Le Parlement européen, réuni cette semaine en session plénière à Strasbourg, a pressé la Commission européenne d'apporter des éclaircissements sur l'absence de progrès dans la mise en oeuvre du système d'information Schengen II (SIS II) et du nouveau système d'information de visa (FORCE) alors que les retards s'accumulent depuis un an et demi pour l'installation de bases de données opérationnelle. Le bon fonctionnement des contrôles aux frontières Schengen et de la délivrance des visas est essentiel pour garantir la sécurité et la libre circulation dans l'espace Schengen, en particulier dans la perspective des Jeux Olympiques de 2012 à Londres dans la mesure où le Royaume-Uni doit intégrer le SIS II pour l'accès aux données policière à l'échelle européenne.
Ces systèmes visent à sécuriser la libre circulation dans l'espace Schengen. La base de données SIS recense à l'intention des polices de l'air et des frontières les personnes recherchées pour arrestation ou extradition, ainsi que les personnes disparues. La nouvelle version dite SIS II inclura des données biométriques et disposera de fonctions améliorées. La base de données FORCE, qui contiendra les empreintes digitales et les scanners des visages, permettra à tous les Etats membres de l'Espace Schengen d'obtenir une meilleure information sur les demandeurs de visa afin de lutter contre la criminalité, la fraude et le dépassement de durée de séjour tout en assurant une procédure de délivrance de visa plus souple et plus rapide au bénéfice des demandeurs.
Sarah LUDFORD (LibDem, Royaume-Uni), porte-parole de l'ADLE sur la politique de visa de l'UE et l'auteur du rapport parlementaire sur le système FORCE, a déclaré : "Les retards pris dans ces deux bases de données, essentielles dans le contrôle aux frontières européennes et pour la sécurité nationale, sont très regrettable, d'autant plus que le Parlement européen a adopté toute la législation en temps utile afin d'éviter de tels retards dans la procédure. La Commission européenne nous doit des explications détaillées".

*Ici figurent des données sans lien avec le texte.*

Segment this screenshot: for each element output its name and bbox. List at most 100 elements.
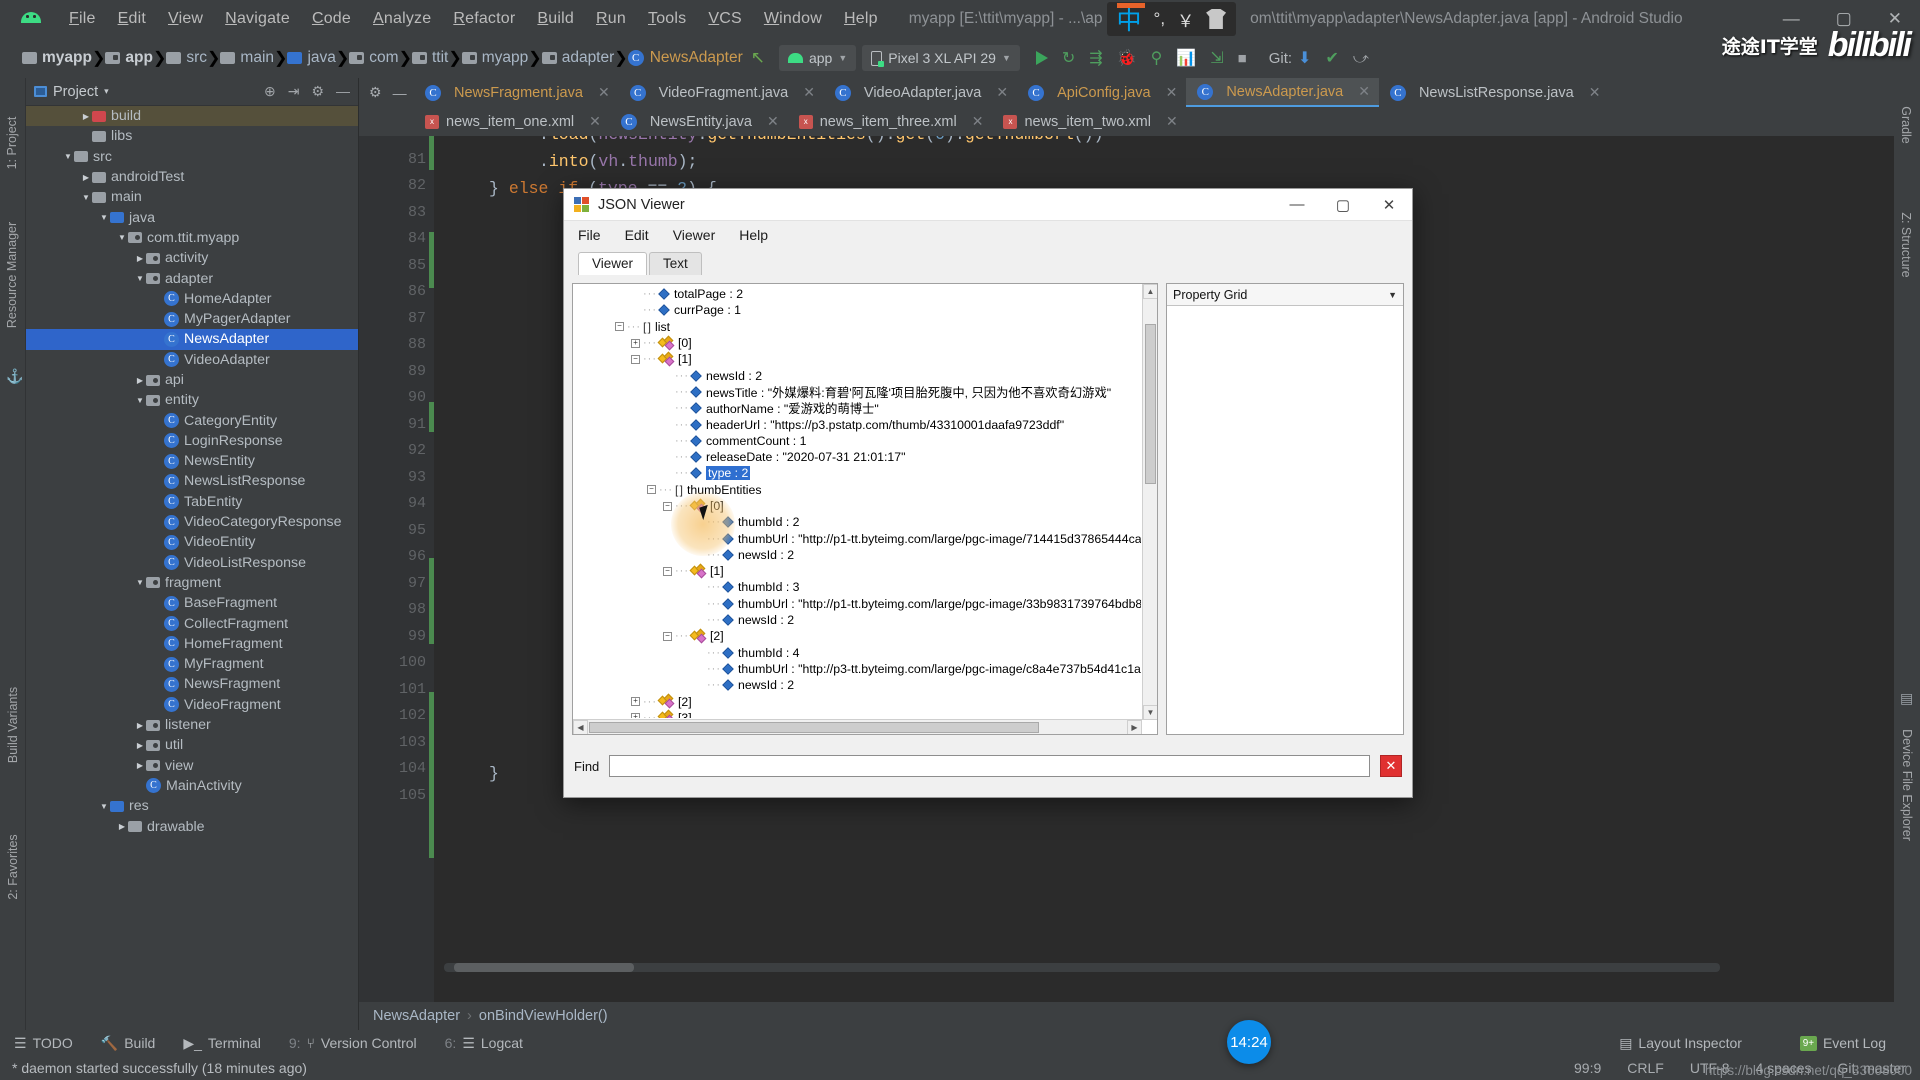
json-tree-row[interactable]: ··· thumbId : 3 <box>573 579 1141 595</box>
collapse-icon[interactable]: − <box>647 485 656 495</box>
project-tree-item-view[interactable]: ▶ view <box>26 756 358 776</box>
json-tree-row[interactable]: ··· newsId : 2 <box>573 677 1141 693</box>
json-tree-row[interactable]: ··· thumbUrl : "http://p3-tt.byteimg.com/… <box>573 661 1141 677</box>
json-tree-row[interactable]: ··· currPage : 1 <box>573 302 1141 318</box>
dialog-close-button[interactable]: ✕ <box>1366 189 1412 221</box>
editor-tab-news_item_two-xml[interactable]: x news_item_two.xml ✕ <box>992 107 1186 136</box>
git-update-icon[interactable]: ⬇ <box>1298 48 1311 68</box>
breadcrumb-item-java[interactable]: java <box>287 49 336 67</box>
json-tree-row[interactable]: ··· authorName : "爱游戏的萌博士" <box>573 400 1141 416</box>
scroll-right-icon[interactable]: ▶ <box>1127 720 1142 734</box>
collapse-icon[interactable]: − <box>631 354 640 364</box>
editor-tab-newslistresponse-java[interactable]: C NewsListResponse.java ✕ <box>1379 78 1609 107</box>
chevron-down-icon[interactable]: ▼ <box>1388 290 1397 300</box>
chevron-right-icon[interactable]: ▶ <box>116 822 128 831</box>
editor-tab-row-2[interactable]: x news_item_one.xml ✕ C NewsEntity.java ✕ x new… <box>359 107 1920 136</box>
menu-window[interactable]: Window <box>753 8 833 30</box>
json-tree-row[interactable]: − ··· [1] <box>573 351 1141 367</box>
editor-tab-news_item_one-xml[interactable]: x news_item_one.xml ✕ <box>414 107 610 136</box>
locate-icon[interactable]: ⊕ <box>264 83 276 100</box>
project-tree-item-androidtest[interactable]: ▶ androidTest <box>26 167 358 187</box>
close-tab-icon[interactable]: ✕ <box>598 84 610 101</box>
line-separator[interactable]: CRLF <box>1627 1060 1664 1076</box>
dialog-tab-bar[interactable]: Viewer Text <box>564 249 1412 275</box>
json-tree-row[interactable]: − ··· [2] <box>573 628 1141 644</box>
chevron-right-icon[interactable]: ▶ <box>134 741 146 750</box>
project-tree-item-main[interactable]: ▼ main <box>26 187 358 207</box>
menu-code[interactable]: Code <box>301 8 362 30</box>
close-tab-icon[interactable]: ✕ <box>1589 84 1601 101</box>
menu-navigate[interactable]: Navigate <box>214 8 301 30</box>
json-tree-row[interactable]: ··· thumbUrl : "http://p1-tt.byteimg.com/… <box>573 530 1141 546</box>
dialog-tab-text[interactable]: Text <box>649 252 702 275</box>
project-tree-item-adapter[interactable]: ▼ adapter <box>26 268 358 288</box>
project-tree-item-myfragment[interactable]: C MyFragment <box>26 654 358 674</box>
json-tree-row[interactable]: ··· totalPage : 2 <box>573 286 1141 302</box>
chevron-right-icon[interactable]: ▶ <box>134 721 146 730</box>
project-tree-item-collectfragment[interactable]: C CollectFragment <box>26 613 358 633</box>
chevron-down-icon[interactable]: ▼ <box>134 578 146 587</box>
chevron-down-icon[interactable]: ▼ <box>62 152 74 161</box>
breadcrumb-item-myapp[interactable]: myapp <box>22 49 92 67</box>
chevron-right-icon[interactable]: ▶ <box>134 761 146 770</box>
find-row[interactable]: Find ✕ <box>574 753 1402 779</box>
bottom-tab-terminal[interactable]: ▶_ Terminal <box>169 1035 274 1052</box>
dialog-menu-help[interactable]: Help <box>739 227 768 243</box>
project-tree-item-videolistresponse[interactable]: C VideoListResponse <box>26 553 358 573</box>
breadcrumb-item-com[interactable]: com <box>349 49 399 67</box>
json-tree-row[interactable]: − ··· [1] <box>573 563 1141 579</box>
module-selector[interactable]: app ▼ <box>778 45 857 71</box>
scroll-left-icon[interactable]: ◀ <box>573 720 588 734</box>
json-tree-row[interactable]: − ···[ ] thumbEntities <box>573 482 1141 498</box>
expand-icon[interactable]: + <box>631 713 640 718</box>
json-tree-row[interactable]: + ··· [3] <box>573 709 1141 718</box>
dialog-maximize-button[interactable]: ▢ <box>1320 189 1366 221</box>
device-explorer-icon[interactable]: ▤ <box>1900 690 1913 707</box>
git-history-icon[interactable]: ⤻ <box>1353 50 1369 67</box>
chevron-down-icon[interactable]: ▾ <box>104 86 109 97</box>
json-tree[interactable]: ··· totalPage : 2 ··· currPage : 1− ···[ ] li… <box>573 286 1141 718</box>
project-tree-item-util[interactable]: ▶ util <box>26 735 358 755</box>
close-tab-icon[interactable]: ✕ <box>767 113 779 130</box>
dialog-menu-viewer[interactable]: Viewer <box>673 227 716 243</box>
project-tree-item-homefragment[interactable]: C HomeFragment <box>26 634 358 654</box>
right-tool-stripe[interactable]: Gradle Z: Structure ▤ Device File Explor… <box>1894 78 1920 1030</box>
project-tree-item-mainactivity[interactable]: C MainActivity <box>26 776 358 796</box>
gear-icon[interactable]: ⚙ <box>311 83 324 100</box>
json-tree-row[interactable]: ··· commentCount : 1 <box>573 433 1141 449</box>
dialog-menu-edit[interactable]: Edit <box>625 227 649 243</box>
project-tree-item-loginresponse[interactable]: C LoginResponse <box>26 431 358 451</box>
property-grid-panel[interactable]: Property Grid ▼ <box>1166 283 1404 735</box>
project-tree[interactable]: ▶ build libs ▼ src ▶ androidTest ▼ main ▼ java ▼ com… <box>26 106 358 1030</box>
collapse-icon[interactable]: − <box>663 631 672 641</box>
expand-icon[interactable]: + <box>631 697 640 707</box>
project-tree-item-videofragment[interactable]: C VideoFragment <box>26 695 358 715</box>
project-tree-item-tabentity[interactable]: C TabEntity <box>26 492 358 512</box>
close-tab-icon[interactable]: ✕ <box>589 113 601 130</box>
hide-panel-icon[interactable]: — <box>336 83 350 100</box>
close-tab-icon[interactable]: ✕ <box>996 84 1008 101</box>
chevron-right-icon[interactable]: ▶ <box>80 112 92 121</box>
stripe-favorites-label[interactable]: 2: Favorites <box>6 812 20 922</box>
editor-tab-videoadapter-java[interactable]: C VideoAdapter.java ✕ <box>824 78 1017 107</box>
menu-run[interactable]: Run <box>585 8 637 30</box>
back-arrow-icon[interactable]: ↖ <box>743 48 773 68</box>
dialog-menu-file[interactable]: File <box>578 227 601 243</box>
editor-tab-row-controls[interactable]: ⚙ — <box>359 84 414 101</box>
menu-view[interactable]: View <box>157 8 214 30</box>
scroll-up-icon[interactable]: ▲ <box>1143 284 1157 299</box>
project-tree-item-videocategoryresponse[interactable]: C VideoCategoryResponse <box>26 512 358 532</box>
run-icon[interactable] <box>1035 51 1048 65</box>
menu-edit[interactable]: Edit <box>107 8 157 30</box>
project-tree-item-libs[interactable]: libs <box>26 126 358 146</box>
menu-tools[interactable]: Tools <box>637 8 697 30</box>
json-tree-row[interactable]: ··· releaseDate : "2020-07-31 21:01:17" <box>573 449 1141 465</box>
bottom-tool-bar[interactable]: ☰ TODO 🔨 Build ▶_ Terminal 9: ⑂ Version Control 6… <box>0 1030 1920 1056</box>
json-tree-row[interactable]: ··· thumbId : 2 <box>573 514 1141 530</box>
json-tree-row[interactable]: ··· thumbId : 4 <box>573 645 1141 661</box>
run-toolbar[interactable]: ↻ ⇶ 🐞 ⚲ 📊 ⇲ ■ <box>1035 48 1247 68</box>
json-tree-row[interactable]: ··· newsTitle : "外媒爆料:育碧'阿瓦隆'项目胎死腹中, 只因为他… <box>573 384 1141 400</box>
chevron-down-icon[interactable]: ▼ <box>116 233 128 242</box>
stripe-project-label[interactable]: 1: Project <box>5 107 19 179</box>
bottom-tab-logcat[interactable]: 6: ☰ Logcat <box>431 1035 537 1052</box>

"Le Royaume-Uni aurait pu adhérer il y a des années au système actuel d'information Schengen afin d'accéder aux données sur les terroristes et les criminels recherchés et suspectés mais a choisi d'attendre la nouvelle version. Cette décision menace maintenant de compromettre la sécurité des Jeux Olympiques de 2012 à Londres étant donné que le nouveau système risque de ne pas être d'application à temps. Un plan d'urgence doit être mis en place afin que les Londoniens et les jeux ne soient pas mis en danger."
La résolution du Parlement européen soulève de sérieuses questions au sujet de la capacité du contractant privé choisi pour moderniser les bases de données biométriques et réclame que la Commission explique les retards et précise s'il existe un plan B susceptible de remplacer ces bases de données. En outre, les Etats membres sont invités à redoubler leurs efforts afin de s'assurer que leurs travaux au niveau national n'entraînent pas d'autres retards dans SIS II et FORCE.